Auswirkungen des Klimawandels in den Wasserschlössern der Erde auf flussabwärts gelegene Regionen
(2) Geography and Environment, Department of Humanities, Pontificia Universidad Católica del Perú, Lima, Peru
(3) Grupo de Glaciología y Ecohidrología de Montañas Andinas (GEMS), Pontificia Universidad Católica del Perú, Lima, Peru
(4) Department of Ecosystem Science and Management, Pennsylvania State University, University Park, PA, USA
(5) Department of Civil and Resource Engineering, Dalhousie University, Halifax, Nova Scotia, Canada
(6) Swiss Federal Institute for Forest, Snow and Landscape Research (WSL), Birmensdorf, Switzerland
Abstract
Gebirge werden wegen ihrer zentralen Bedeutung für globale Hydrologie und Wasserressourcen häufig als «Wasserschlösser der Erde» bezeichnet. Über natürliche Ressourcen und gesellschaftliche Strukturen sind sie eng mit den flussabwärts gelegenen Regionen verbunden.
Der Klimawandel beeinflusst die Menge, zeitliche Verfügbarkeit und Qualität der Gebirgsabflüsse und hat damit auch weitreichende Auswirkungen flussabwärts. Während in der Forschung häufig Veränderungen von Schnee- und Gletscherprozessen innerhalb der Gebirge im Vordergrund stehen, besteht Bedarf für ein umfassendes Verständnis davon, wie sich Veränderungen im Gebirgswasserhaushalt auf die Wassernutzung und Ökosysteme in tiefergelegenen Regionen auswirken.
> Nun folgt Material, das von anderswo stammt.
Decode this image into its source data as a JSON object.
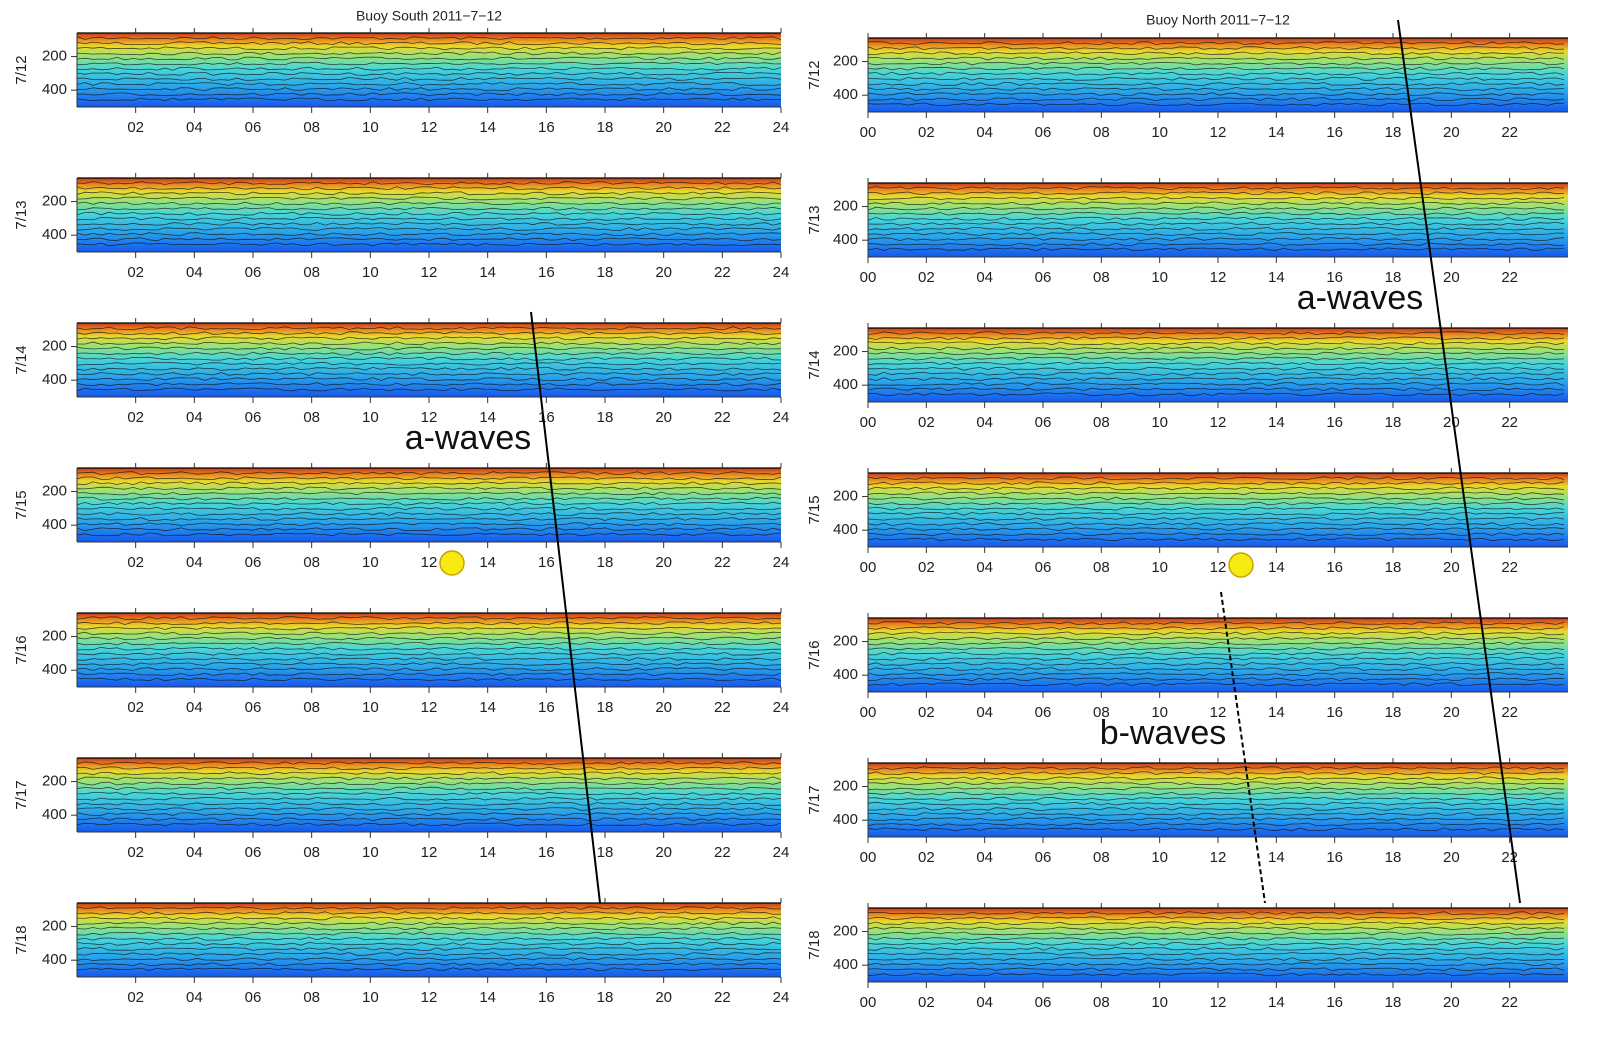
{
  "chart_data": [
    {
      "type": "contour",
      "title": "Buoy South 2011−7−12",
      "rows": [
        "7/12",
        "7/13",
        "7/14",
        "7/15",
        "7/16",
        "7/17",
        "7/18"
      ],
      "xlim": [
        0,
        24
      ],
      "xticks": [
        {
          "value": 2,
          "label": "02"
        },
        {
          "value": 4,
          "label": "04"
        },
        {
          "value": 6,
          "label": "06"
        },
        {
          "value": 8,
          "label": "08"
        },
        10,
        12,
        14,
        16,
        18,
        20,
        22,
        24
      ],
      "ylim": [
        60,
        500
      ],
      "yticks": [
        200,
        400
      ]
    },
    {
      "type": "contour",
      "title": "Buoy North 2011−7−12",
      "rows": [
        "7/12",
        "7/13",
        "7/14",
        "7/15",
        "7/16",
        "7/17",
        "7/18"
      ],
      "xlim": [
        0,
        24
      ],
      "xticks": [
        {
          "value": 0,
          "label": "00"
        },
        {
          "value": 2,
          "label": "02"
        },
        {
          "value": 4,
          "label": "04"
        },
        {
          "value": 6,
          "label": "06"
        },
        {
          "value": 8,
          "label": "08"
        },
        10,
        12,
        14,
        16,
        18,
        20,
        22
      ],
      "ylim": [
        60,
        500
      ],
      "yticks": [
        200,
        400
      ]
    }
  ],
  "annotations": [
    "a-waves",
    "a-waves",
    "b-waves"
  ]
}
Gebirgsabflüsse und die damit verbundenen Auswirkungen des Klimawandels propagieren zwar stets flussabwärts, die daraus resultierenden Folgen können sich jedoch räumlich, zeitlich und kausal über verschiedene sozioökonomische Systeme hinweg weiter ausbreiten. Darüber hinaus können Entwicklungen in den flussabwärts gelegenen Regionen Rückkopplungen auf die Gebirgsregionen bewirken.
Dieser Beitrag fasst die wichtigsten klimabedingten Veränderungen im Wasserhaushalt der Gebirgsregionen zusammen und erörtert deren Auswirkungen auf flussabwärts gelegene Gebiete. Dazu gehören Veränderungen in der Verfügbarkeit von Oberflächen- und Grundwasser, Naturgefahrenrisiken, Wasserqualität, menschliche Wassernutzung, Sedimenttransport, aquatische Ökosysteme sowie Beiträge zum Meeresspiegelanstieg. Diese Dynamik wird in einen gesellschaftlichen Kontext gestellt, welcher Kultur, Wirtschaft und Gesundheit vom lokalen bis hin zum globalen Massstab einschliesst. Darüber hinaus beleuchtet der Beitrag Rückkopplungsmechanismen, über welche die flussabwärts gelegenen Regionen die hydrologische Dynamik im Gebirge beeinflussen, wie etwa durch Infrastrukturprojekte (z. B. Wasserkraft).
Die Analyse unterstreicht, dass ein umfassendes Verständnis der eng verknüpften Gebirgs-Tiefland-Systeme eine wichtige Handlungsgrundlage darstellt – etwa für eine nachhaltige Wasserbewirtschaftung angesichts sich verändernder Gebirgsregisabflüsse sowie für die Entwicklung entsprechender politischer Strategien.